Kültürümüzün ve gelenek ile göreneklerimizin nesillerden nesillere aktarımı, ancak zengin bir dil havzasıyla mümkündür. Gençlerimizin cari dönemde sahip oldukları yaşam standartlarından memnun olmadıklarına, yazılan köşe yazılarından ve yapılan alan araştırmalarından vakıf olabiliyoruz.

Sosyal medya mecralarında kullanılan dile baktığımızda, zaten genç neslin dilimizle olan, Türkçemiz ile olan imtihanını da görüveriyoruz. Fotoğraf ve anlık ileti paylaşımının yapıldığı sosyal medya mecralarında, kullanılan Türkçe gerçekten de “içler acısı” bir düzeyde.
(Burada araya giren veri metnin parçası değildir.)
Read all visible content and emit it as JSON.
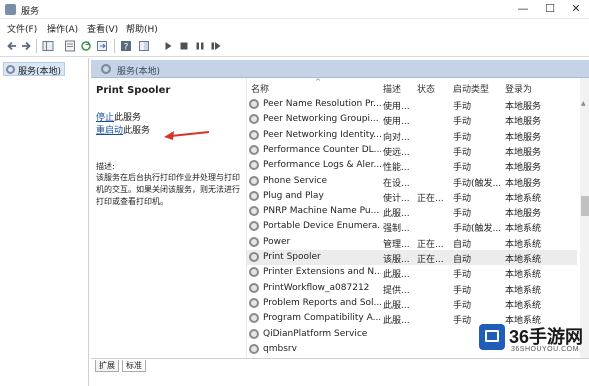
{
  "window": {
    "title": "服务",
    "minimize": "—",
    "maximize": "☐",
    "close": "✕"
  },
  "menu": [
    {
      "label": "文件(F)"
    },
    {
      "label": "操作(A)"
    },
    {
      "label": "查看(V)"
    },
    {
      "label": "帮助(H)"
    }
  ],
  "toolbar": {
    "icons": [
      "back-icon",
      "forward-icon",
      "console-tree-icon",
      "properties-icon",
      "refresh-icon",
      "export-icon",
      "help-icon",
      "show-hide-icon",
      "start-icon",
      "stop-icon",
      "pause-icon",
      "restart-icon"
    ]
  },
  "tree": {
    "root_label": "服务(本地)"
  },
  "main": {
    "header_label": "服务(本地)"
  },
  "details": {
    "service_name": "Print Spooler",
    "stop_link": "停止",
    "stop_suffix": "此服务",
    "restart_link": "重启动",
    "restart_suffix": "此服务",
    "desc_label": "描述:",
    "desc_text": "该服务在后台执行打印作业并处理与打印机的交互。如果关闭该服务，则无法进行打印或查看打印机。",
    "arrow_color": "#d9342b"
  },
  "columns": {
    "name": "名称",
    "desc": "描述",
    "status": "状态",
    "startup": "启动类型",
    "logon": "登录为"
  },
  "services": [
    {
      "name": "Peer Name Resolution Pr...",
      "desc": "使用...",
      "status": "",
      "startup": "手动",
      "logon": "本地服务"
    },
    {
      "name": "Peer Networking Groupi...",
      "desc": "使用...",
      "status": "",
      "startup": "手动",
      "logon": "本地服务"
    },
    {
      "name": "Peer Networking Identity...",
      "desc": "向对...",
      "status": "",
      "startup": "手动",
      "logon": "本地服务"
    },
    {
      "name": "Performance Counter DL...",
      "desc": "使远...",
      "status": "",
      "startup": "手动",
      "logon": "本地服务"
    },
    {
      "name": "Performance Logs & Aler...",
      "desc": "性能...",
      "status": "",
      "startup": "手动",
      "logon": "本地服务"
    },
    {
      "name": "Phone Service",
      "desc": "在设...",
      "status": "",
      "startup": "手动(触发...",
      "logon": "本地服务"
    },
    {
      "name": "Plug and Play",
      "desc": "使计...",
      "status": "正在...",
      "startup": "手动",
      "logon": "本地系统"
    },
    {
      "name": "PNRP Machine Name Pu...",
      "desc": "此服...",
      "status": "",
      "startup": "手动",
      "logon": "本地服务"
    },
    {
      "name": "Portable Device Enumera...",
      "desc": "强制...",
      "status": "",
      "startup": "手动(触发...",
      "logon": "本地系统"
    },
    {
      "name": "Power",
      "desc": "管理...",
      "status": "正在...",
      "startup": "自动",
      "logon": "本地系统"
    },
    {
      "name": "Print Spooler",
      "desc": "该服...",
      "status": "正在...",
      "startup": "自动",
      "logon": "本地系统",
      "selected": true
    },
    {
      "name": "Printer Extensions and N...",
      "desc": "此服...",
      "status": "",
      "startup": "手动",
      "logon": "本地系统"
    },
    {
      "name": "PrintWorkflow_a087212",
      "desc": "提供...",
      "status": "",
      "startup": "手动",
      "logon": "本地系统"
    },
    {
      "name": "Problem Reports and Sol...",
      "desc": "此服...",
      "status": "",
      "startup": "手动",
      "logon": "本地系统"
    },
    {
      "name": "Program Compatibility A...",
      "desc": "此服...",
      "status": "",
      "startup": "手动",
      "logon": "本地系统"
    },
    {
      "name": "QiDianPlatform Service",
      "desc": "",
      "status": "",
      "startup": "",
      "logon": ""
    },
    {
      "name": "qmbsrv",
      "desc": "",
      "status": "",
      "startup": "",
      "logon": ""
    }
  ],
  "tabs": [
    {
      "label": "扩展"
    },
    {
      "label": "标准",
      "active": true
    }
  ],
  "watermark": {
    "text": "36手游网",
    "url": "36SHOUYOU.COM",
    "brand_color": "#1f5db8"
  }
}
Tarzancadan hallice bir İngilizce ve yine bununla karıştırılarak kullanılan kısaltmalarla dolu “Türkçemsi” bir şey…

Çok uzatıyorum sanırım…

Eğer bir genç kendini donanımlı olarak yaşama hazırlayacaksa kendi dilinde yetkin olmak zorundadır. Anadilini iyi konuşmak ve yazmak durumundadır. Üşenmeden ve yılmadan sözcüklerin tam hâlini kullanmalı ve yersiz bir biçimde absürd kısaltmalardan uzak durmalıdır.

İş yaşamında iyi bir kariyer ve beklentilerin karşılanması, sadece “torpille” ve “şansla” elde edilebilecek bir şey değildir.

Gençlerimize, memleketimizde vuku bulan olumsuz şeylerden uzak bir hedef ve dava tayin etmek, bizlerin ellerinde.

Bugün, Türkiye’de “nepotizm” ve “iltimas” bir yerlerde “köşe kapmak” için tek yolmuş gibi aksettirilse de, bunun sürdürülemeyecek bir şey olduğunun da izahı, yine biz yolu yarılamış amca ve abilerde olduğu bir gerçek.

Eğitim, ne dönem olursa olsun, “sınıf atlamanın” ve “arzuladığın bir yaşam standardının” yasal yollardan elde edilmesinin vazgeçilmeyecek anahtarıdır.

TÜRKÇEMİZİN her boyutta (okuma, yazma, konuşma) hakkını verirsek diğer kültürel etkileşim süreçlerinde de zorlanmadan hedeflerimize ulaşırız, diye düşünmekteyim.